Sexy Durga (2017)
1/10
The audience voted with their feet by drifting out in droves
21 July 2017
Warning: Spoilers
Viewed at the 14th Golden Apricot Film Festival in Yerevan. The Awards accorded by the International jury at Yerevan 2017 proved once again that festival prizes like Hollywood Oscars are next to meaningless. A Gold plated jury consisting of eminent filmmakers such as Hugh Hudson of England, Ildiko Enyedi of Hungary, and Ciro Guerra of Columbia, named a piece of cinematic trash, the Indian film "Sexy Durga" as Best Film while another Study in Boredom, "A Man of Integrity", from Iran, was awarded a Silver Apricot by the Fipresci Jury of fussy international film critics. The audience voted with their feet. What the most unsexy and extremely dreary Malayalam language film "Sexy Durga" did receive from the savvy Yerevan film audience was the largest number of walkouts of the week. After a very badly filmed overly long opening sequence of the colorful masochistic Durga festival in Kerala the movie settles into an endlessly dim all night road movie with a young couple of northerners trying to hitchhike to the train station to get back home while constantly being threatened and terrorized by the local scum who pick them up and by other scum they encounter along the way. All this filmed in semi or total darkness with a level of adeptness and treatment of material far below that of UCLA or USC student films.

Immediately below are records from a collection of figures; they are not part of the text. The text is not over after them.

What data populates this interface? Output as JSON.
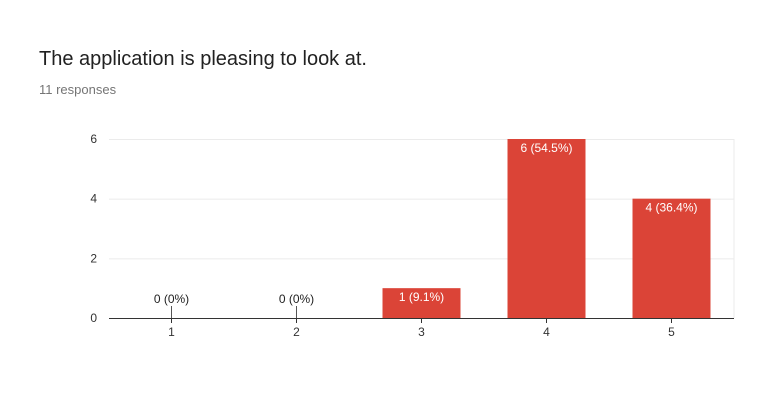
{
  "question": {
    "title": "The application is pleasing to look at.",
    "responses": "11 responses"
  },
  "colors": {
    "bar": "#db4437",
    "grid": "#ebebeb",
    "axis": "#333333",
    "label_dark": "#222222",
    "label_light": "#ffffff"
  },
  "chart_data": {
    "type": "bar",
    "categories": [
      "1",
      "2",
      "3",
      "4",
      "5"
    ],
    "values": [
      0,
      0,
      1,
      6,
      4
    ],
    "data_labels": [
      "0 (0%)",
      "0 (0%)",
      "1 (9.1%)",
      "6 (54.5%)",
      "4 (36.4%)"
    ],
    "yticks": [
      0,
      2,
      4,
      6
    ],
    "ylim": [
      0,
      6
    ],
    "grid": true,
    "legend": "none"
  }
}
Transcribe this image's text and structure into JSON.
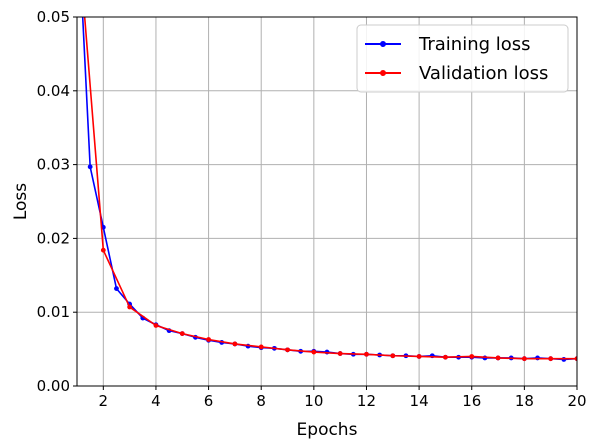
{
  "chart_data": {
    "type": "line",
    "xlabel": "Epochs",
    "ylabel": "Loss",
    "xlim": [
      1,
      20
    ],
    "ylim": [
      0,
      0.05
    ],
    "xticks": [
      "2",
      "4",
      "6",
      "8",
      "10",
      "12",
      "14",
      "16",
      "18",
      "20"
    ],
    "yticks": [
      "0.00",
      "0.01",
      "0.02",
      "0.03",
      "0.04",
      "0.05"
    ],
    "grid": true,
    "legend_position": "top-right",
    "series": [
      {
        "name": "Training loss",
        "color": "#0000ff",
        "x": [
          1.0,
          1.5,
          2.0,
          2.5,
          3.0,
          3.5,
          4.0,
          4.5,
          5.0,
          5.5,
          6.0,
          6.5,
          7.0,
          7.5,
          8.0,
          8.5,
          9.0,
          9.5,
          10.0,
          10.5,
          11.0,
          11.5,
          12.0,
          12.5,
          13.0,
          13.5,
          14.0,
          14.5,
          15.0,
          15.5,
          16.0,
          16.5,
          17.0,
          17.5,
          18.0,
          18.5,
          19.0,
          19.5,
          20.0
        ],
        "y": [
          0.0655,
          0.0297,
          0.0215,
          0.0132,
          0.0111,
          0.0092,
          0.0083,
          0.0075,
          0.0071,
          0.0066,
          0.0062,
          0.0059,
          0.0057,
          0.0054,
          0.0052,
          0.0051,
          0.0049,
          0.0047,
          0.0047,
          0.0046,
          0.0044,
          0.0043,
          0.0043,
          0.0042,
          0.0041,
          0.0041,
          0.004,
          0.0041,
          0.0039,
          0.0039,
          0.0039,
          0.0038,
          0.0038,
          0.0038,
          0.0037,
          0.0038,
          0.0037,
          0.0036,
          0.0037
        ]
      },
      {
        "name": "Validation loss",
        "color": "#ff0000",
        "x": [
          1.0,
          2.0,
          3.0,
          4.0,
          5.0,
          6.0,
          7.0,
          8.0,
          9.0,
          10.0,
          11.0,
          12.0,
          13.0,
          14.0,
          15.0,
          16.0,
          17.0,
          18.0,
          19.0,
          20.0
        ],
        "y": [
          0.063,
          0.0184,
          0.0107,
          0.0082,
          0.0071,
          0.0063,
          0.0057,
          0.0053,
          0.0049,
          0.0046,
          0.0044,
          0.0043,
          0.0041,
          0.004,
          0.0039,
          0.004,
          0.0038,
          0.0037,
          0.0037,
          0.0037
        ]
      }
    ]
  }
}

Realizing that this attempt at bludgeoning an audience into awareness of a major Indian social problem, public unpunished rape, was basically going nowhere and was extremely unpleasant to watch, I joined the steady stream of walkouts after some forty fidgety minutes. I suspect that the only people left in the theater at the bitter end were a dutiful band of jury assessors.

Jurist Ciro Guerra (last years Golden Apricot winner for "Embrace of the Serpent") stated that the justification for the award was that this film courageously draws attention to a major social problem, the public abuse and rape of woman which is rampant and more or less taken for granted in India today. Definitely a national disgrace that needs to be addressed, but not by a film that is so badly made it drives people out of the theater in droves long before it's over.

Malayalam director Sanal Kumar Sasidharan taking the stage to express his thanks and to receive his traditional basket of apricots seemed to be as surprised as the closing ceremony audience that his dull unpleasant film had been named as Golden Apricot Best Film. It was obviously programmed because it had received a similar award at Rotterdam in January by a similarly dazed jury. The award here in Yerevan was clearly for the good human rights Intentions of the director rather than for his filmmaking expertise which was painfully absent from start to finish.